Your generator installation business lives and dies by word-of-mouth and referrals—but press releases give you the credibility engine to earn those referrals at scale. A well-timed announcement about a major installation, service milestone, or local partnership can land you in local news, boost your Google presence, and give existing customers a reason to recommend you.
Why Press Releases Matter for Generator Companies
Most generator installers skip press releases because they assume only big corporations use them. Wrong. Local news outlets, trade publications, and industry blogs actively hunt for stories about residential and commercial generator deployments, especially when there's a weather crisis, power outage, or local development angle. A single placement in a regional business journal or local news site can generate 10–30 qualified leads within weeks.
Press releases also build SEO authority. When reputable outlets link back to your website while announcing your service expansion or certification, you gain backlinks that search engines trust. This matters because generator installation is geographically competitive—you need to rank for "[Your City] generator installation" and "[Your City] backup power solutions," and press coverage accelerates that ranking.
What to Announce: Real-World Angles
Don't wait for perfection. Here are press-worthy moments specific to your business:
- Major installations: Landing a multi-unit residential complex or large commercial client (hospital, data center, manufacturing facility) is news. Include the kW capacity, timeline, and impact (e.g., "Ensures 72-hour backup power for 250+ residents").
- Certifications and partnerships: New manufacturer partnerships (Generac, Kohler, Cummins), electrician certifications, or insurance partnerships deserve announcements.
- Seasonal readiness: Before hurricane or winter storm season, announce your "generator preparedness" program or highlight recent installations that kept customers online during outages.

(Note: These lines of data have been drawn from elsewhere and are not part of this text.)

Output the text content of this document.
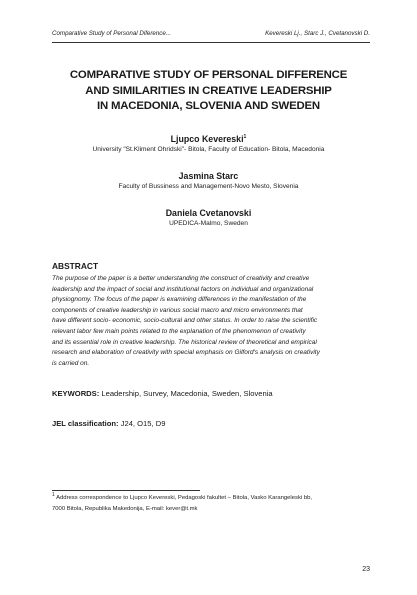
Comparative Study of Personal Diference...	Kevereski Lj., Starc J., Cvetanovski D.
COMPARATIVE STUDY OF PERSONAL DIFFERENCE
AND SIMILARITIES IN CREATIVE LEADERSHIP
IN MACEDONIA, SLOVENIA AND SWEDEN
Ljupco Kevereski$^1$
University "St.Kliment Ohridski"- Bitola, Faculty of Education- Bitola, Macedonia
Jasmina Starc
Faculty of Bussiness and Management-Novo Mesto, Slovenia
Daniela Cvetanovski
UPEDICA-Malmo, Sweden
ABSTRACT
The purpose of the paper is a better understanding the construct of creativity and creative
leadership and the impact of social and institutional factors on individual and organizational
physiognomy. The focus of the paper is examining differences in the manifestation of the
components of creative leadership in various social macro and micro environments that
have different socio- economic, socio-cultural and other status. In order to raise the scientific
relevant labor few main points related to the explanation of the phenomenon of creativity
and its essential role in creative leadership. The historical review of theoretical and empirical
research and elaboration of creativity with special emphasis on Gilford's analysis on creativity
is carried on.
KEYWORDS: Leadership, Survey, Macedonia, Sweden, Slovenia
JEL classification: J24, O15, D9
$^1$ Address correspondence to Ljupco Kevereski, Pedagoski fakultet – Bitola, Vasko Karangeleski bb,
7000 Bitola, Republika Makedonija, E-mail: kever@t.mk
23
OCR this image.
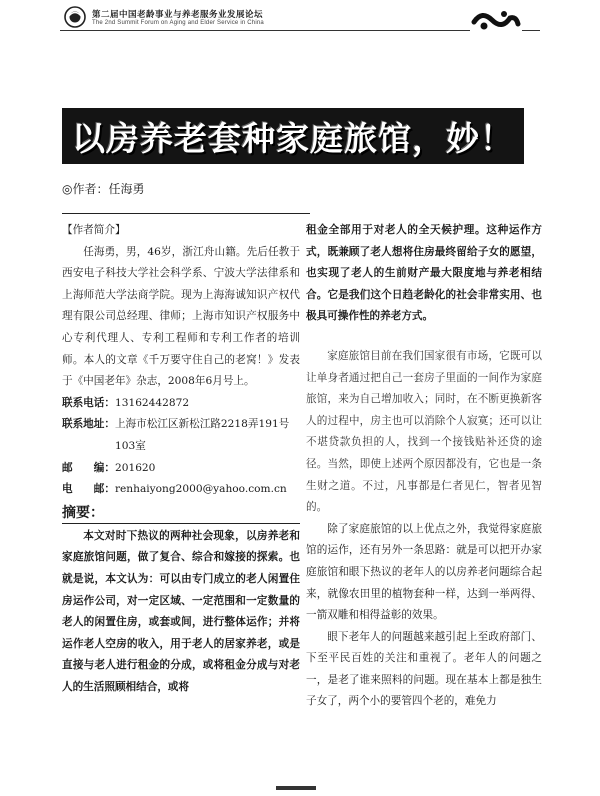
第二届中国老龄事业与养老服务业发展论坛
The 2nd Summit Forum on Aging and Elder Service in China
以房养老套种家庭旅馆，妙！
◎作者：任海勇

【作者简介】

任海勇，男，46岁，浙江舟山籍。先后任教于西安电子科技大学社会科学系、宁波大学法律系和上海师范大学法商学院。现为上海海诚知识产权代理有限公司总经理、律师；上海市知识产权服务中心专利代理人、专利工程师和专利工作者的培训师。本人的文章《千万要守住自己的老窝！》发表于《中国老年》杂志，2008年6月号上。

联系电话： 13162442872
联系地址： 上海市松江区新松江路2218弄191号103室
邮　　编： 201620
电　　邮： renhaiyong2000@yahoo.com.cn
摘要：

本文对时下热议的两种社会现象，以房养老和家庭旅馆问题，做了复合、综合和嫁接的探索。也就是说，本文认为：可以由专门成立的老人闲置住房运作公司，对一定区域、一定范围和一定数量的老人的闲置住房，或套或间，进行整体运作；并将运作老人空房的收入，用于老人的居家养老，或是直接与老人进行租金的分成，或将租金分成与对老人的生活照顾相结合，或将

租金全部用于对老人的全天候护理。这种运作方式，既兼顾了老人想将住房最终留给子女的愿望，也实现了老人的生前财产最大限度地与养老相结合。它是我们这个日趋老龄化的社会非常实用、也极具可操作性的养老方式。

家庭旅馆目前在我们国家很有市场，它既可以让单身者通过把自己一套房子里面的一间作为家庭旅馆，来为自己增加收入；同时，在不断更换新客人的过程中，房主也可以消除个人寂寞；还可以让不堪贷款负担的人，找到一个接钱贴补还贷的途径。当然，即使上述两个原因都没有，它也是一条生财之道。不过，凡事都是仁者见仁，智者见智的。

除了家庭旅馆的以上优点之外，我觉得家庭旅馆的运作，还有另外一条思路：就是可以把开办家庭旅馆和眼下热议的老年人的以房养老问题综合起来，就像农田里的植物套种一样，达到一举两得、一箭双雕和相得益彰的效果。

眼下老年人的问题越来越引起上至政府部门、下至平民百姓的关注和重视了。老年人的问题之一，是老了谁来照料的问题。现在基本上都是独生子女了，两个小的要管四个老的，难免力
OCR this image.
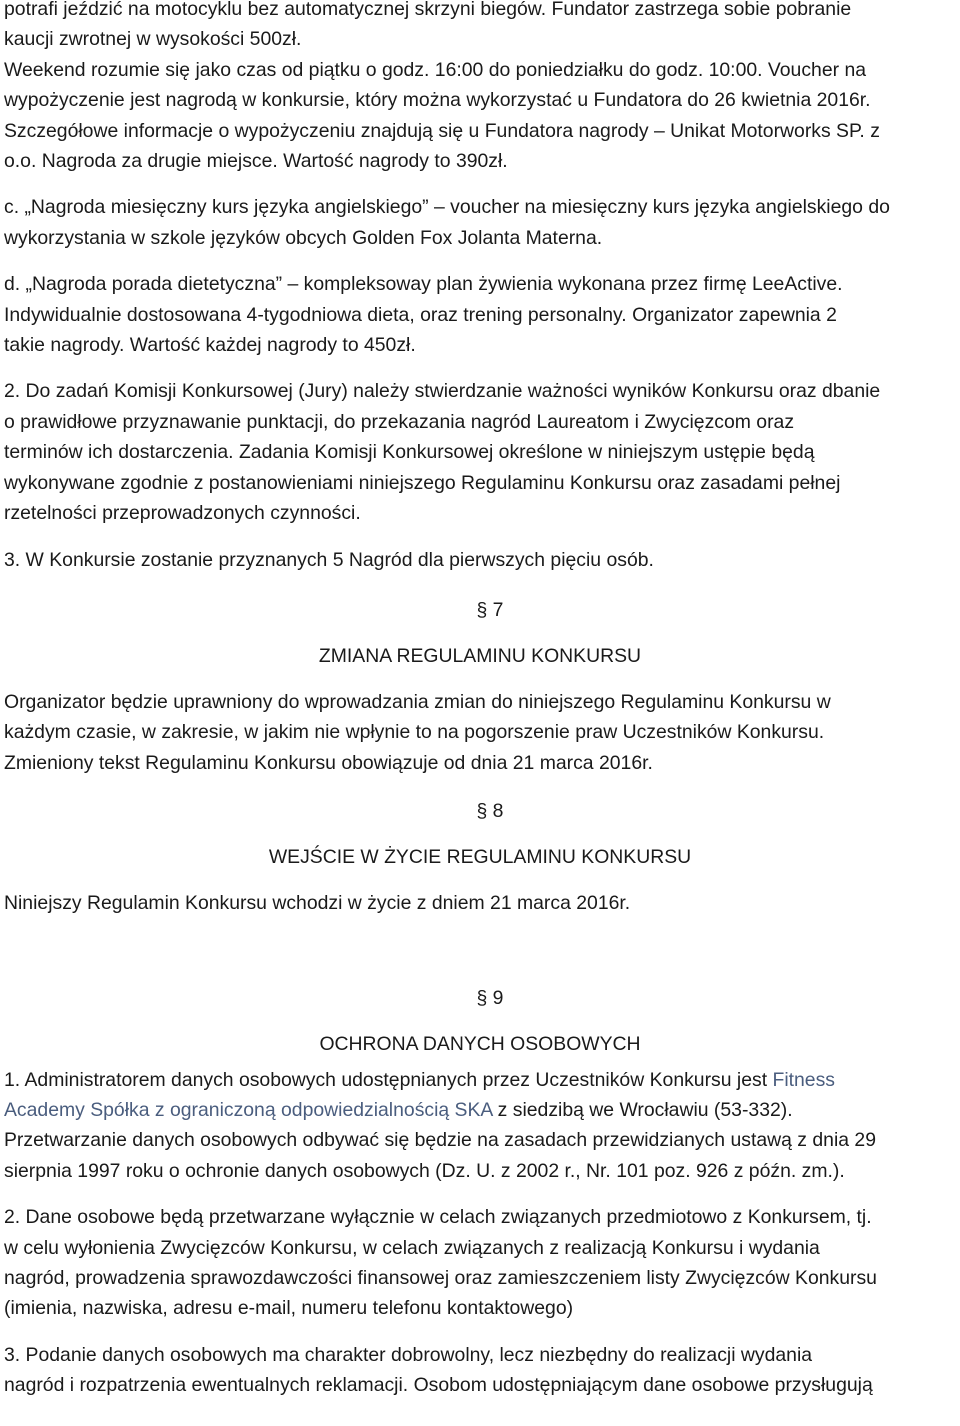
potrafi jeździć na motocyklu bez automatycznej skrzyni biegów. Fundator zastrzega sobie pobranie

kaucji zwrotnej w wysokości 500zł.

Weekend rozumie się jako czas od piątku o godz. 16:00 do poniedziałku do godz. 10:00. Voucher na

wypożyczenie jest nagrodą w konkursie, który można wykorzystać u Fundatora do 26 kwietnia 2016r.

Szczegółowe informacje o wypożyczeniu znajdują się u Fundatora nagrody – Unikat Motorworks SP. z

o.o. Nagroda za drugie miejsce. Wartość nagrody to 390zł.

c. „Nagroda miesięczny kurs języka angielskiego” – voucher na miesięczny kurs języka angielskiego do

wykorzystania w szkole języków obcych Golden Fox Jolanta Materna.

d. „Nagroda porada dietetyczna” – kompleksoway plan żywienia wykonana przez firmę LeeActive.

Indywidualnie dostosowana 4-tygodniowa dieta, oraz trening personalny. Organizator zapewnia 2

takie nagrody. Wartość każdej nagrody to 450zł.

2. Do zadań Komisji Konkursowej (Jury) należy stwierdzanie ważności wyników Konkursu oraz dbanie

o prawidłowe przyznawanie punktacji, do przekazania nagród Laureatom i Zwycięzcom oraz

terminów ich dostarczenia. Zadania Komisji Konkursowej określone w niniejszym ustępie będą

wykonywane zgodnie z postanowieniami niniejszego Regulaminu Konkursu oraz zasadami pełnej

rzetelności przeprowadzonych czynności.

3. W Konkursie zostanie przyznanych 5 Nagród dla pierwszych pięciu osób.

§ 7

ZMIANA REGULAMINU KONKURSU

Organizator będzie uprawniony do wprowadzania zmian do niniejszego Regulaminu Konkursu w

każdym czasie, w zakresie, w jakim nie wpłynie to na pogorszenie praw Uczestników Konkursu.

Zmieniony tekst Regulaminu Konkursu obowiązuje od dnia 21 marca 2016r.

§ 8

WEJŚCIE W ŻYCIE REGULAMINU KONKURSU

Niniejszy Regulamin Konkursu wchodzi w życie z dniem 21 marca 2016r.

§ 9

OCHRONA DANYCH OSOBOWYCH

1. Administratorem danych osobowych udostępnianych przez Uczestników Konkursu jest Fitness

Academy Spółka z ograniczoną odpowiedzialnością SKA z siedzibą we Wrocławiu (53-332).

Przetwarzanie danych osobowych odbywać się będzie na zasadach przewidzianych ustawą z dnia 29

sierpnia 1997 roku o ochronie danych osobowych (Dz. U. z 2002 r., Nr. 101 poz. 926 z późn. zm.).

2. Dane osobowe będą przetwarzane wyłącznie w celach związanych przedmiotowo z Konkursem, tj.

w celu wyłonienia Zwycięzców Konkursu, w celach związanych z realizacją Konkursu i wydania

nagród, prowadzenia sprawozdawczości finansowej oraz zamieszczeniem listy Zwycięzców Konkursu

(imienia, nazwiska, adresu e-mail, numeru telefonu kontaktowego)

3. Podanie danych osobowych ma charakter dobrowolny, lecz niezbędny do realizacji wydania

nagród i rozpatrzenia ewentualnych reklamacji. Osobom udostępniającym dane osobowe przysługują
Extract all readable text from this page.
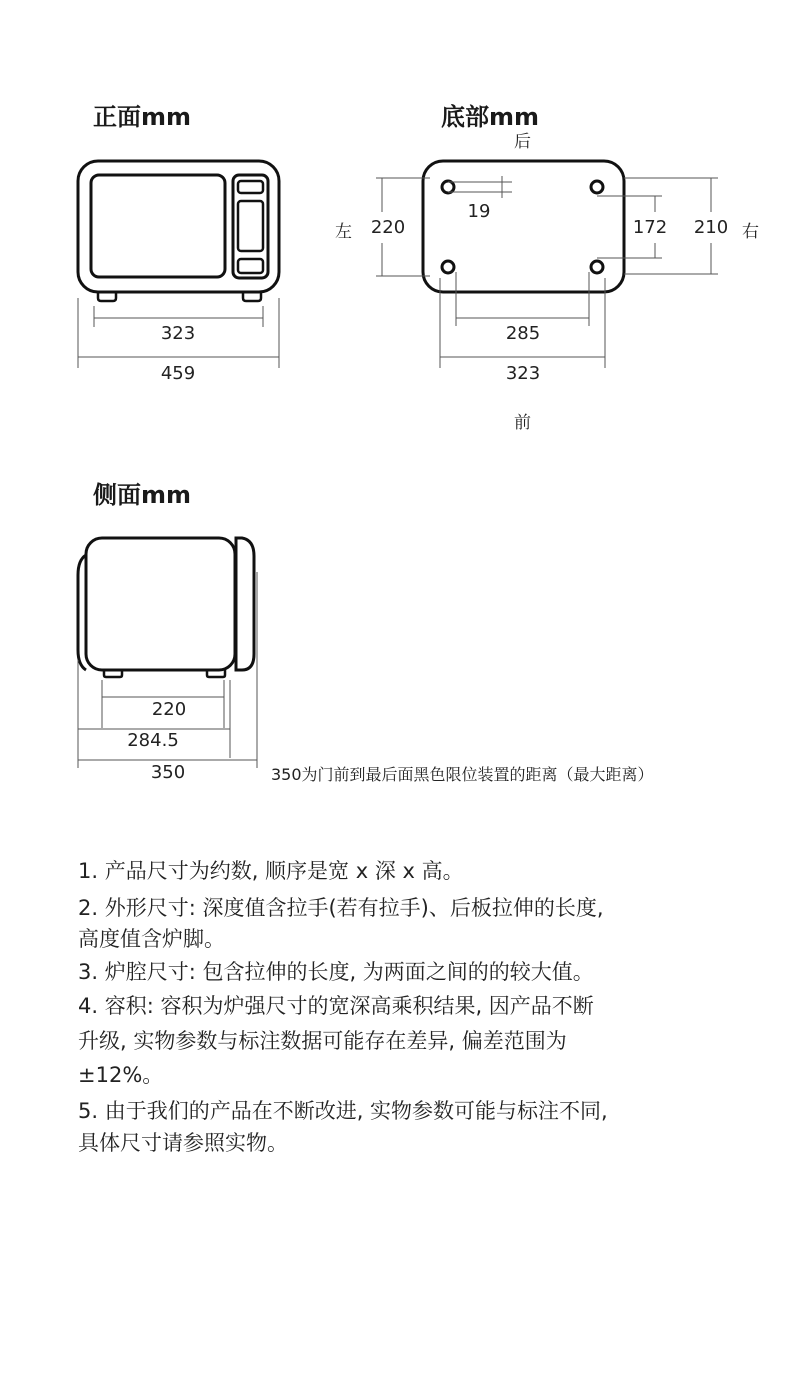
正面mm
323
459
底部mm
后
前
左	右
220
19
172	210
285
323
侧面mm
220
284.5
350	350为门前到最后面黑色限位装置的距离（最大距离）
1. 产品尺寸为约数, 顺序是宽 x 深 x 高。
2. 外形尺寸: 深度值含拉手(若有拉手)、后板拉伸的长度,
高度值含炉脚。
3. 炉腔尺寸: 包含拉伸的长度, 为两面之间的的较大值。
4. 容积: 容积为炉强尺寸的宽深高乘积结果, 因产品不断
升级, 实物参数与标注数据可能存在差异, 偏差范围为
±12%。
5. 由于我们的产品在不断改进, 实物参数可能与标注不同,
具体尺寸请参照实物。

- Community response: If you installed generators at a local shelter, hospital, or emergency site after a power failure, that's a story. It shows goodwill and expertise simultaneously.
- Service milestones: 500th installation, 10-year anniversary, expansion to a new service territory.
Structuring Your Release for Maximum Impact
Keep it under 400 words. Journalists and blog editors skim fast.
Headline: Make it specific. "Local Electrician Installs 75kW Generator for Hospital Critical Care Unit" beats "Generator Company Grows."
Lead paragraph: Answer who, what, where, and why in two sentences. Example: "ABC Generator Solutions completed a three-day installation of a 75kW Generac diesel system at Riverside Medical Center, ensuring uninterrupted power for 120 patient beds. The system activates within 10 seconds of grid failure and runs 24/7 on a 500-gallon fuel supply."
Body: Include a 1–2 sentence quote from your owner or service manager. ("Our goal is ensuring critical facilities never lose power. This system lets Riverside focus on patient care, not backup plans.") Add one supporting stat or detail (cost range, timeline, customer benefit).
Boilerplate: Close with a short paragraph about your company: service area, years in business, certifications, and—once—that customers can find you on Mercoly to compare quotes and read reviews.
Where to Send It
Local news outlets (newspapers, news websites) and trade publications are your first targets. Search "[Your City] press release" or "[Your Industry] news" to find editors' contact info. Also pitch to:
- Regional HVAC/electrical trade journals
- Local business journals
- Industry blogs covering backup power and emergency preparedness
- Local chamber of commerce newsletters
Most outlets accept releases via email; include a one-line summary in the subject line.
Timeline and Cadence
Send 2–4 releases per year, aligned with seasonal demand (spring/early summer before storm season, post-winter for maintenance calls). Don't spam; spacing releases 8–12 weeks apart keeps you top-of-mind without oversaturating editors.
Frequently Asked Questions
Q: How much does a press release cost, and do I need a PR agency? A: DIY releases cost only your time; paid distribution services (PR Newswire, eSpeed) run $200–500 per release. For generator companies, DIY outreach to local outlets works equally well.
Q: What size installation is big enough to announce? A: Anything over 20kW in a residential setting, or any commercial installation, is worth announcing. Smaller jobs can be grouped ("Installed 12 residential standby systems across Suburban County this year").
Q: Do press releases actually bring calls? A: Yes—direct calls are less common, but press placements boost Google visibility and give sales reps ammunition to reference ("As featured in the [City] Business Journal").
Start with one release on your next major installation, and track inbound interest for three weeks after publication.